To check how often the signposts are being emitted, you inspect the signpost counts inside your MXMetricsPayload.
It can also indicate if your app is not making it through the expiration handler. In this example, I have an imbalance. Our entered signpost count is greater than the exited signpost count. This means the DatabaseExpirationHandler is either hanging or crashing.
You should be extra careful in starting tasks while the application is already in the background, since the expiration handler won't be called if you start a task with fewer than five seconds remaining.
To guard against this, you can estimate how long the work will take to complete using five as a lower bound.
And then compare this to how much background time remains. If enough background time remains, it's safe to call beginBackgroundTask.
If not enough time remains, you could enqueue the work as a background processing task to happen later, such as when the device is charging.
The next thing to be careful with is how you store your UIBackgroundTaskIdentifiers. If you're storing them in an instance variable, like so, it's easy to run into trouble.
In this example, I begin a background task when the user taps the beginDataExport button in my app.

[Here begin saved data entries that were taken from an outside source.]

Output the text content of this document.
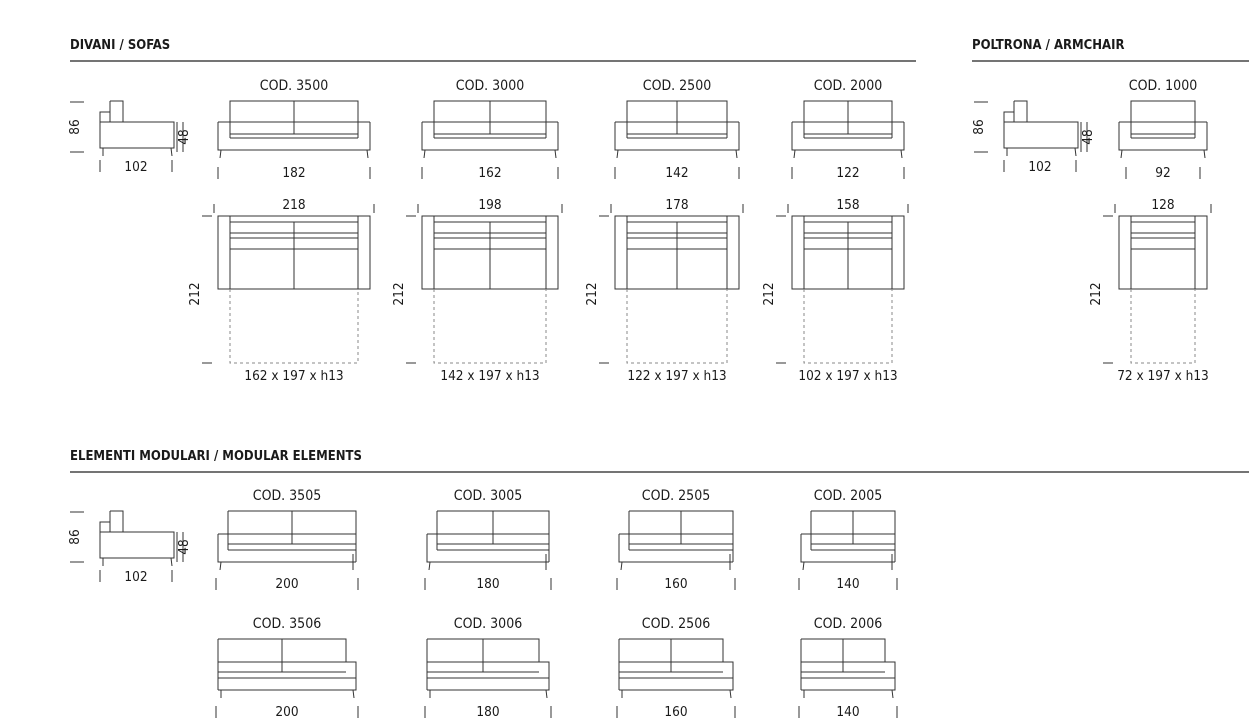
DIVANI / SOFAS
86
48
102
COD. 3500
182
218
212
162 x 197 x h13
COD. 3000
162
198
212
142 x 197 x h13
COD. 2500
142
178
212
122 x 197 x h13
COD. 2000
122
158
212
102 x 197 x h13
POLTRONA / ARMCHAIR
86
48
102
COD. 1000
92
128
212
72 x 197 x h13
ELEMENTI MODULARI / MODULAR ELEMENTS
86
48
102
COD. 3505
200
COD. 3005
180
COD. 2505
160
COD. 2005
140
COD. 3506
200
COD. 3006
180
COD. 2506
160
COD. 2006
140
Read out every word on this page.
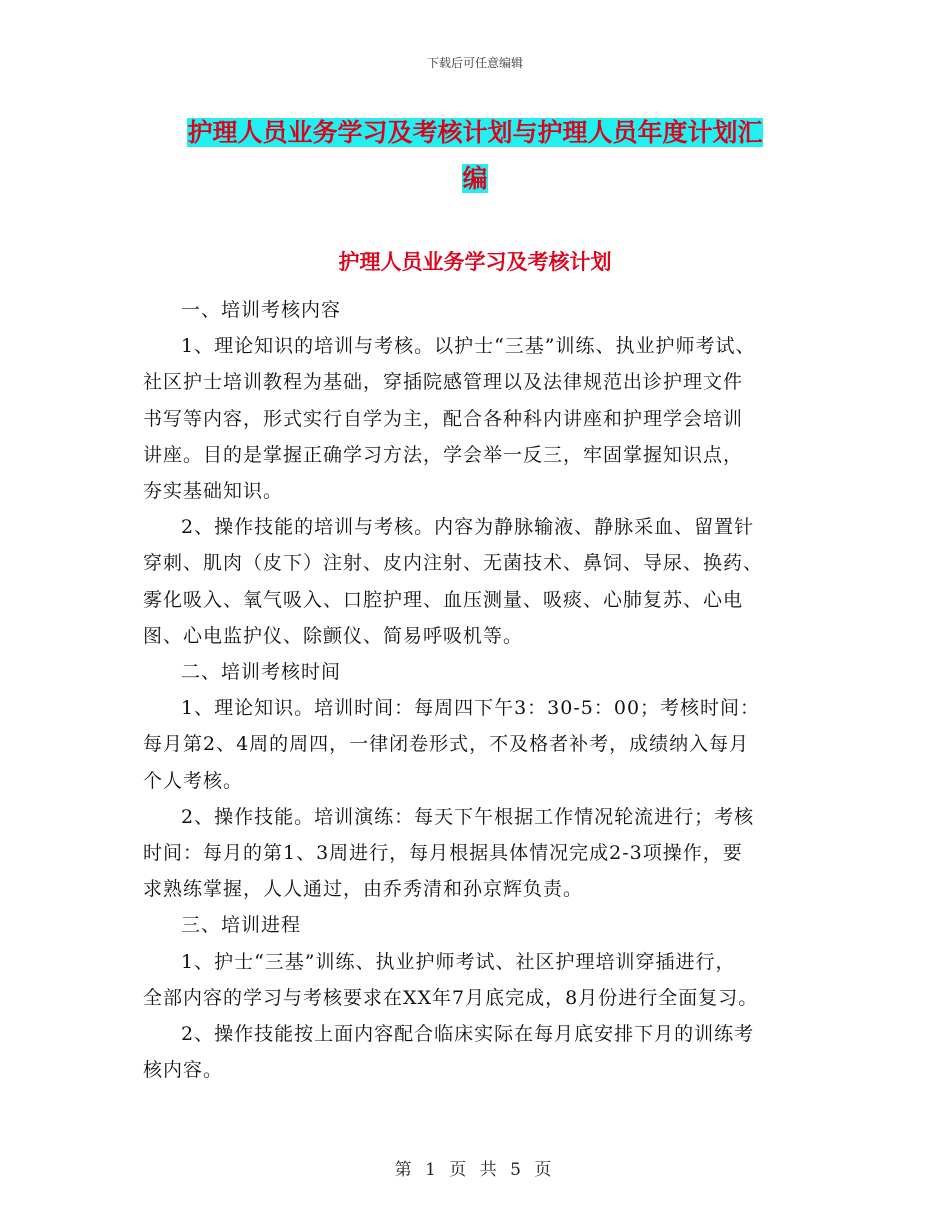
下载后可任意编辑
护理人员业务学习及考核计划与护理人员年度计划汇
编
护理人员业务学习及考核计划

一、培训考核内容

1、理论知识的培训与考核。以护士“三基”训练、执业护师考试、

社区护士培训教程为基础，穿插院感管理以及法律规范出诊护理文件

书写等内容，形式实行自学为主，配合各种科内讲座和护理学会培训

讲座。目的是掌握正确学习方法，学会举一反三，牢固掌握知识点，

夯实基础知识。

2、操作技能的培训与考核。内容为静脉输液、静脉采血、留置针

穿刺、肌肉（皮下）注射、皮内注射、无菌技术、鼻饲、导尿、换药、

雾化吸入、氧气吸入、口腔护理、血压测量、吸痰、心肺复苏、心电

图、心电监护仪、除颤仪、简易呼吸机等。

二、培训考核时间

1、理论知识。培训时间：每周四下午3：30-5：00；考核时间：

每月第2、4周的周四，一律闭卷形式，不及格者补考，成绩纳入每月

个人考核。

2、操作技能。培训演练：每天下午根据工作情况轮流进行；考核

时间：每月的第1、3周进行，每月根据具体情况完成2-3项操作，要

求熟练掌握，人人通过，由乔秀清和孙京辉负责。

三、培训进程

1、护士“三基”训练、执业护师考试、社区护理培训穿插进行，

全部内容的学习与考核要求在XX年7月底完成，8月份进行全面复习。

2、操作技能按上面内容配合临床实际在每月底安排下月的训练考

核内容。

第 1 页 共 5 页
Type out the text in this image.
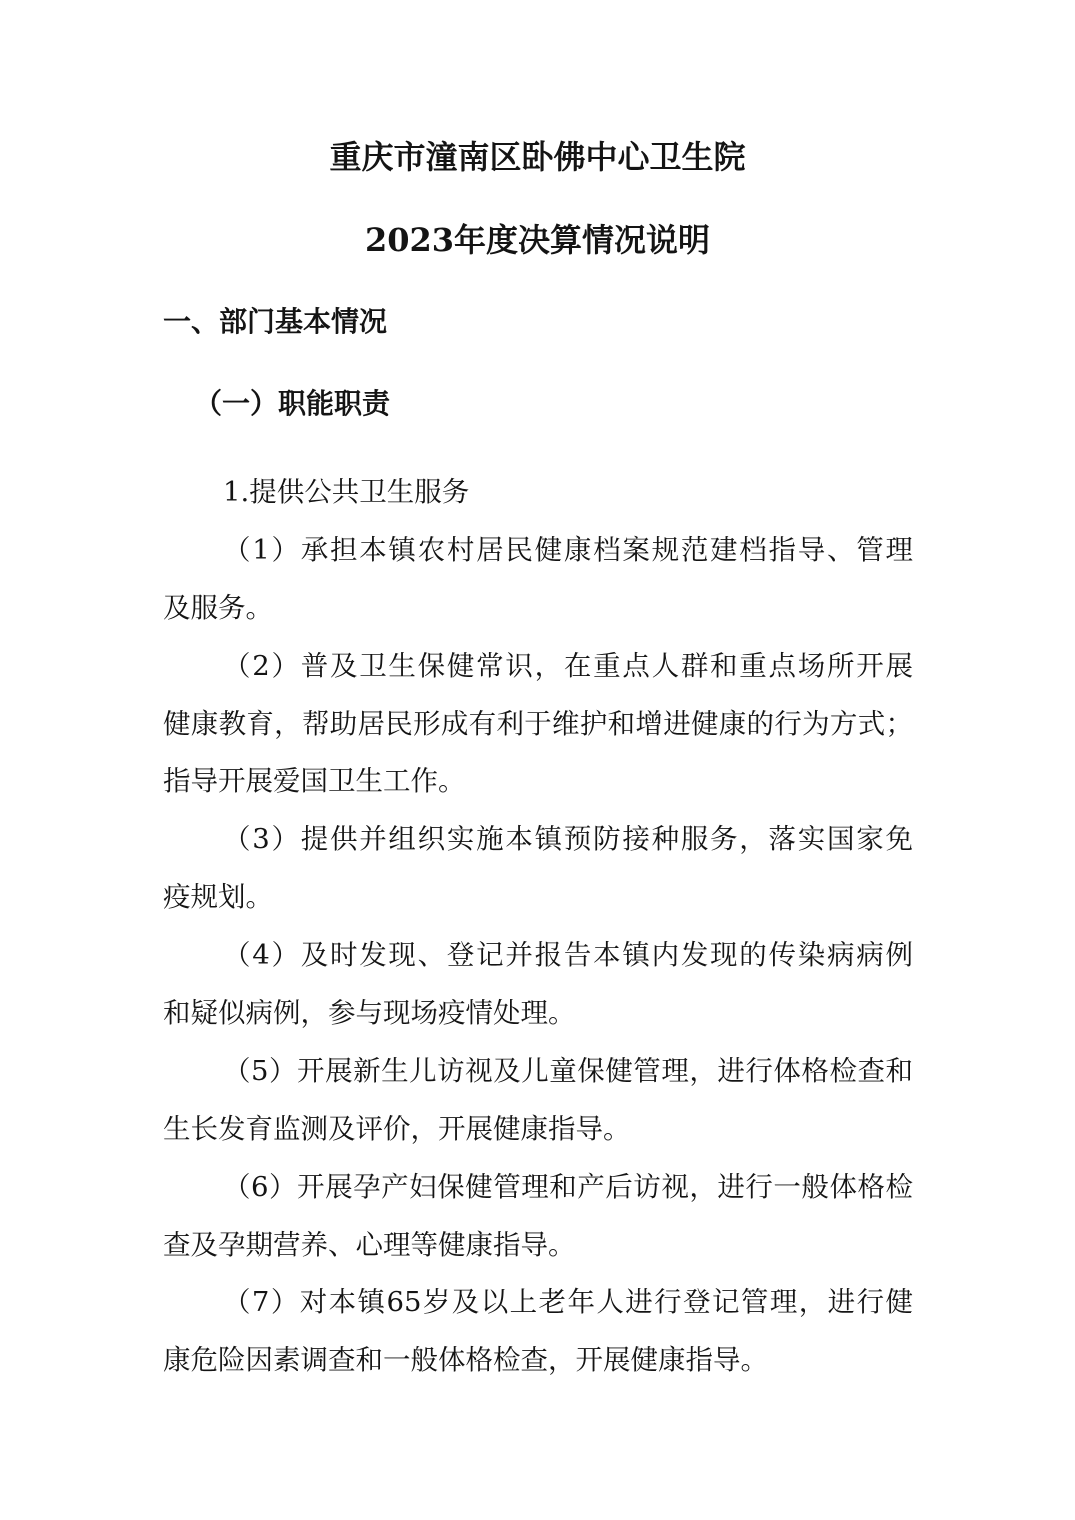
重庆市潼南区卧佛中心卫生院
2023年度决算情况说明
一、部门基本情况
（一）职能职责
1.提供公共卫生服务
（1）承担本镇农村居民健康档案规范建档指导、管理
及服务。
（2）普及卫生保健常识，在重点人群和重点场所开展
健康教育，帮助居民形成有利于维护和增进健康的行为方式；
指导开展爱国卫生工作。
（3）提供并组织实施本镇预防接种服务，落实国家免
疫规划。
（4）及时发现、登记并报告本镇内发现的传染病病例
和疑似病例，参与现场疫情处理。
（5）开展新生儿访视及儿童保健管理，进行体格检查和
生长发育监测及评价，开展健康指导。
（6）开展孕产妇保健管理和产后访视，进行一般体格检
查及孕期营养、心理等健康指导。
（7）对本镇65岁及以上老年人进行登记管理，进行健
康危险因素调查和一般体格检查，开展健康指导。
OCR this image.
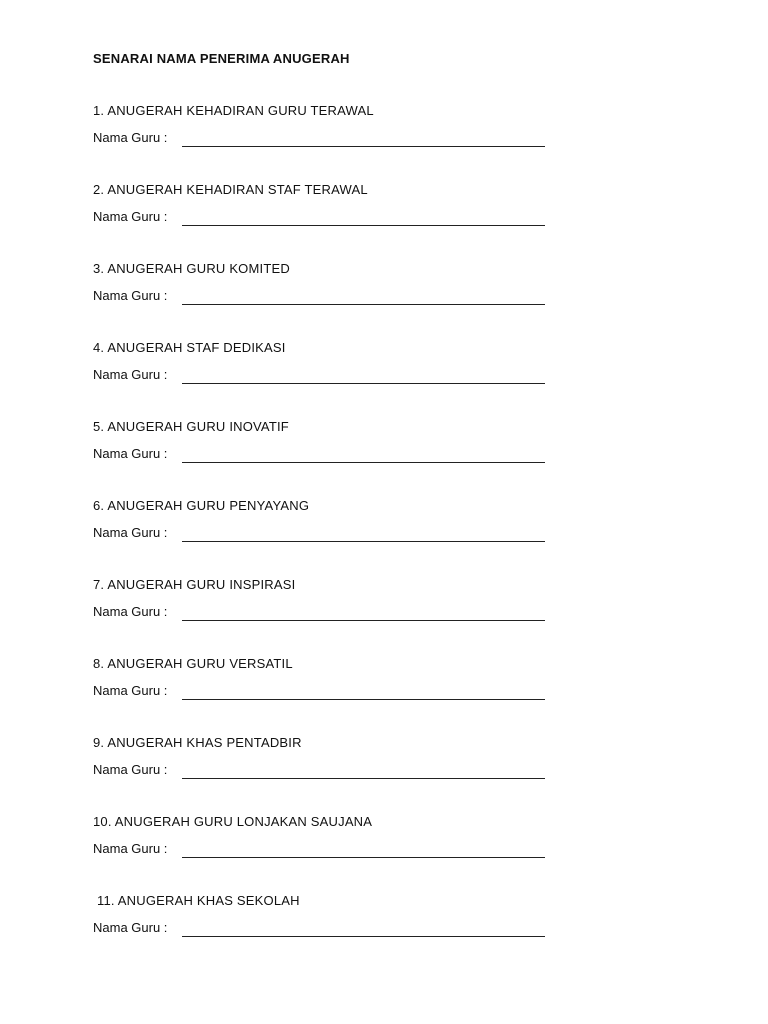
SENARAI NAMA PENERIMA ANUGERAH
1. ANUGERAH KEHADIRAN GURU TERAWAL
Nama Guru :
2. ANUGERAH KEHADIRAN STAF TERAWAL
Nama Guru :
3. ANUGERAH GURU KOMITED
Nama Guru :
4. ANUGERAH STAF DEDIKASI
Nama Guru :
5. ANUGERAH GURU INOVATIF
Nama Guru :
6. ANUGERAH GURU PENYAYANG
Nama Guru :
7. ANUGERAH GURU INSPIRASI
Nama Guru :
8. ANUGERAH GURU VERSATIL
Nama Guru :
9. ANUGERAH KHAS PENTADBIR
Nama Guru :
10. ANUGERAH GURU LONJAKAN SAUJANA
Nama Guru :
11. ANUGERAH KHAS SEKOLAH
Nama Guru :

After several seconds, the data finishes exporting and I get a completion handler. If I tap the beginDataExport button a few times, I can end up with multiple outstanding background tasks.
Remember, our instance variable can only hold a single task at a time, and so we'll leak all the identifiers except the most recent one. Fortunately, it's easy to avoid this kind of bug.
The easiest fix is to use a local variable instead of an instance variable to hold your UIBackgroundTaskIdentifier.
In Swift, this local variable is captured by closures, so you can access it in the completion block and even the expiration handler. With this strategy, each invocation of beginDataExport will track the task identifier in a separate underlying memory location, preventing a leak.
If you carefully audit all uses of beginBackgroundTask and endBackgroundTask in your application, you should be able to eliminate background task timeout terminations.
Now you know how to investigate crashes, watchdogs, resource exceptions and background task timeouts. If you fix these, your app will appear to launch much faster since it'll resume instead of launch from scratch. As for the most common termination, you can reduce the chance of jetsam by using less than 50 megabytes of memory when in the background. The smaller, the better.
But jetsam is inevitable. It's going to happen. Make sure your app can recover with State Restoration and launch smoothly, returning to where the user left off. Doing these three things will ensure a truly seamless multitasking experience. Thanks for watching and happy termination hunting.